Pemimpin Tertinggi Iran Tampil di Publik Usai Perang Iran-Israel

Featured Image

Kehadiran Khamenei di Tengah Duka dan Perang

Di tengah langit Teheran yang masih tertutup awan, para peziarah berkumpul di aula Imam Khomeini Hosseinieh. Di antara rasa duka yang menggema untuk Imam Hussain, tokoh paling penting Iran akhirnya muncul—dengan kehadiran yang sunyi namun penuh makna. Ayatollah Ali Khamenei, yang selama tiga malam Muharram tidak terlihat di kediamannya di Jalan Palestina, kini hadir di tengah umatnya. Setiap langkahnya direkam oleh kamera, bukan sekadar kehadiran rutin dalam upacara Asyura.

Ini adalah pertama kalinya publik melihat pemimpin Iran setelah perang antara Iran dan 'Israel' pecah, yang berlangsung hanya dua minggu sebelumnya. Selama masa ini, banyak orang khawatir tentang keberadaan Khamenei. Namun, kini mereka bisa menyaksikan bahwa ia masih hidup dan berdiri di tengah kerumunan.

Tiga Malam Tanpa Khamenei

Tahun ini, bulan Muharram terasa berbeda di rumah Khamenei. Selama tiga malam, doa dan ratapan dilakukan tanpa kehadirannya. Ketidakhadiran tersebut menimbulkan banyak tanda tanya. Di belakang layar, Iran sedang berada dalam situasi sulit. Ancaman pembunuhan terhadap Khamenei bahkan disampaikan secara terbuka oleh Tel Aviv dan mantan Presiden Amerika Serikat, Donald Trump.

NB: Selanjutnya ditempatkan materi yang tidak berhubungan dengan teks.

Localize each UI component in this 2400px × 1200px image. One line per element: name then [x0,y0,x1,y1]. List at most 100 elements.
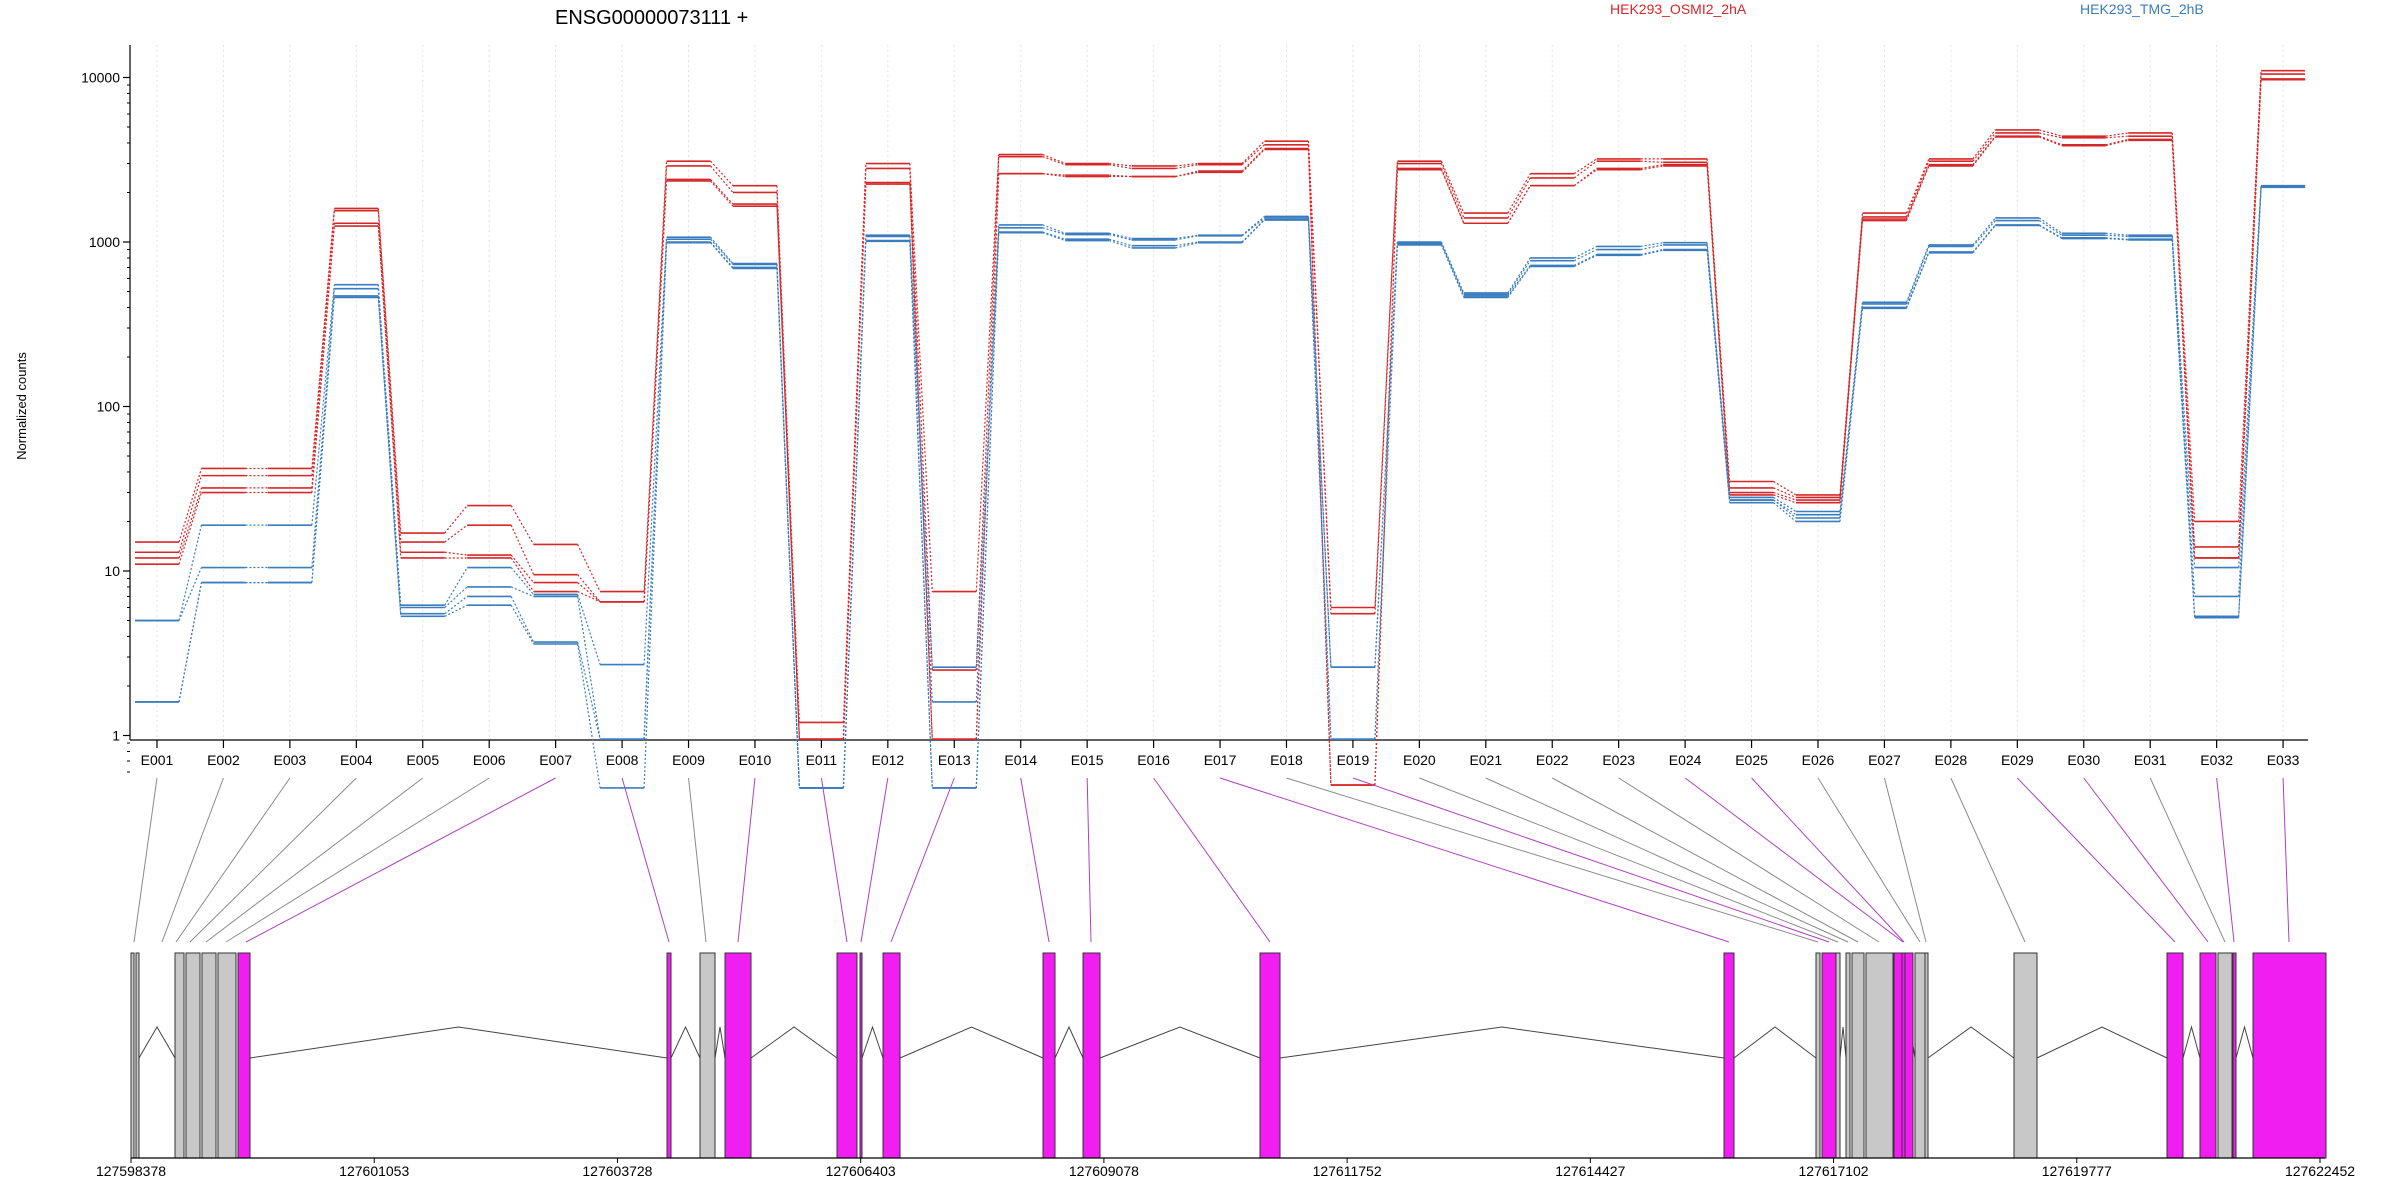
series-transition [2039,136,2062,147]
x-tick-label: E018 [1270,752,1303,768]
series-transition [1972,136,1996,167]
exon-connector [621,777,670,943]
y-tick-label: 10 [104,563,120,579]
exon-connector [133,777,158,943]
x-axis: E001 E002 E003 E004 E005 E006 E007 E008 E009 E010… [130,739,2309,768]
series-transition [1905,252,1930,309]
series-transition [1640,242,1664,248]
series-transition [1307,220,1332,740]
series-lines [135,69,2306,789]
series-transition [377,295,402,614]
series-transition [643,241,668,740]
series-transition [1241,144,1265,166]
series-transition [444,524,468,543]
series-transition [1440,244,1465,298]
exon-box [1821,952,1838,1159]
intron-line [1279,1026,1725,1059]
x-tick-label: E020 [1403,752,1436,768]
series-transition [577,643,601,789]
series-transition [1175,162,1199,167]
gene-model [130,952,2327,1159]
series-transition [2171,140,2196,559]
series-transition [1241,140,1265,164]
genomic-tick-label: 127611752 [1313,1163,1382,1179]
exon-connector [737,777,756,943]
series-transition [1972,135,1996,166]
intron-line [899,1026,1044,1059]
x-tick-label: E026 [1802,752,1835,768]
series-transition [178,567,202,621]
series-transition [1507,185,1531,224]
series-transition [2105,237,2129,241]
series-transition [178,475,203,553]
exon-box [1835,952,1841,1159]
exon-box [699,952,716,1159]
x-tick-label: E032 [2200,752,2233,768]
x-tick-label: E010 [739,752,772,768]
exon-box [1723,952,1735,1159]
x-tick-label: E014 [1004,752,1037,768]
series-transition [577,596,601,740]
series-transition [1241,149,1265,173]
series-transition [1307,217,1332,668]
exon-box [1815,952,1821,1159]
x-tick-label: E002 [207,752,240,768]
x-tick-label: E011 [806,752,838,768]
exon-connector [1086,777,1092,943]
series-transition [1109,164,1132,170]
series-transition [710,238,734,265]
series-transition [1640,165,1664,171]
series-transition [1042,173,1066,176]
series-transition [842,241,867,788]
exon-box [724,952,752,1159]
series-transition [1640,249,1664,256]
chart-title: ENSG00000073111 + [555,7,748,29]
series-transition [643,180,668,602]
series-transition [1507,173,1531,214]
series-transition [1175,235,1199,241]
exon-box [130,952,135,1159]
y-tick-label: 100 [97,399,121,415]
exon-connector [820,777,848,943]
intron-line [2036,1026,2168,1059]
exon-connectors [133,777,2290,943]
series-transition [1839,218,1864,501]
series-transition [1905,251,1930,308]
series-transition [1507,260,1531,295]
series-transition [1042,154,1066,165]
exon-box [135,952,140,1159]
series-transition [1109,174,1132,178]
x-tick-label: E016 [1137,752,1170,768]
series-transition [1108,238,1132,247]
series-transition [776,204,800,740]
series-transition [510,586,534,598]
series-transition [1507,265,1531,297]
series-transition [1640,160,1664,163]
series-transition [2039,224,2063,240]
exon-connector [205,777,424,943]
genomic-tick-label: 127601053 [339,1163,409,1179]
exon-box [1845,952,1851,1159]
series-transition [643,242,668,788]
series-transition [1374,244,1398,740]
exon-box [1259,952,1281,1159]
x-tick-label: E015 [1071,752,1104,768]
exon-box [859,952,863,1159]
x-tick-label: E024 [1669,752,1702,768]
series-transition [710,242,734,269]
series-transition [1905,164,1930,220]
x-tick-label: E021 [1469,752,1502,768]
series-transition [1972,132,1996,162]
series-transition [1440,160,1465,214]
series-transition [377,223,402,553]
exon-box [2252,952,2327,1159]
series-transition [1773,480,1797,496]
exon-box [237,952,251,1159]
intron-line [1839,1026,1847,1059]
series-transition [1905,160,1930,218]
series-transition [2105,132,2129,137]
series-transition [1175,164,1199,170]
series-transition [577,574,601,603]
x-tick-label: E029 [2001,752,2034,768]
intron-line [861,1025,884,1059]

Namun, meskipun dalam kondisi yang penuh tantangan, Khamenei tetap bicara. Pidato-pidatonya ditayangkan saat Iran sedang dibombardir. Ia mengecam, menuduh, dan memicu semangat perlawanan. Saat Washington disebut terlibat dalam serangan ke Iran demi menyelamatkan Tel Aviv, Khamenei tidak diam. Iran merespons dengan serangan rudal dan drone.

Perang Dua Minggu dan Banyak Korban

Konflik pecah pada 13 Juni ketika 'Israel' melakukan serangan udara terhadap fasilitas militer, nuklir, dan sipil di Iran. Setidaknya 935 nyawa melayang. Kementerian Kesehatan Iran mencatat lebih dari 5.300 warga terluka. Tak lama kemudian, Teheran membalas dengan serangan rudal dan drone. Sebanyak 29 orang tewas di wilayah 'Israel', sementara lebih dari 3.400 lainnya terluka, menurut klaim Universitas Ibrani Yerusalem.

Sementara itu, Amerika Serikat turun tangan—bukan untuk meredakan konflik, tetapi justru membombardir fasilitas nuklir Iran di Fordo, Natanz, dan Isfahan. Dunia terbelah, diplomasi macet, dan ancaman perang dunia sempat mengintai. Pada 24 Juni, gencatan senjata diumumkan. Meski difasilitasi oleh AS, negara yang sebelumnya menjadi pemicu konflik, gencatan ini memberikan ruang bagi Iran untuk bernapas dan memberi waktu bagi Khamenei untuk kembali.

Asyura di Tengah Reruntuhan

Pada hari Sabtu, aula Hosseinieh terasa lebih senyap dari biasanya. Kesyahidan Imam Hussain seperti menyatu dengan luka-luka kontemporer. Para hadirin menangis bukan hanya untuk Karbala, tapi juga untuk Isfahan, Natanz, dan anak-anak yang menjadi korban perang.

Dalam rekaman video yang diunggah akun resmi Khamenei di platform X, terlihat para jemaah menyambut kehadiran beliau dengan takbir dan isak haru. Keberadaannya menjadi tanda bahwa Iran masih bertahan.

Bukan Hanya Ritual

Asyura selalu menjadi momentum perlawanan spiritual dalam sejarah Syiah. Tahun ini, ia juga menjadi panggung bagi pemimpin tertinggi untuk menandai eksistensinya kembali—dalam tubuh yang menua, namun semangat yang terus menyala. Kehadiran Khamenei dalam Asyura tahun ini bukan sekadar ritual keagamaan. Ini adalah simbol bahwa pemimpin itu tidak lari, bahwa luka belum selesai, dan bahwa perang—meski telah usai secara teknis—masih berdenyut dalam tubuh bangsa Iran.

Dengan segala keterbatasannya, ia berdiri. Di tengah duka. Di antara reruntuhan. Dalam aura mistik Muharram yang membisikkan satu pesan kuat: “Zulm tidak akan menang.”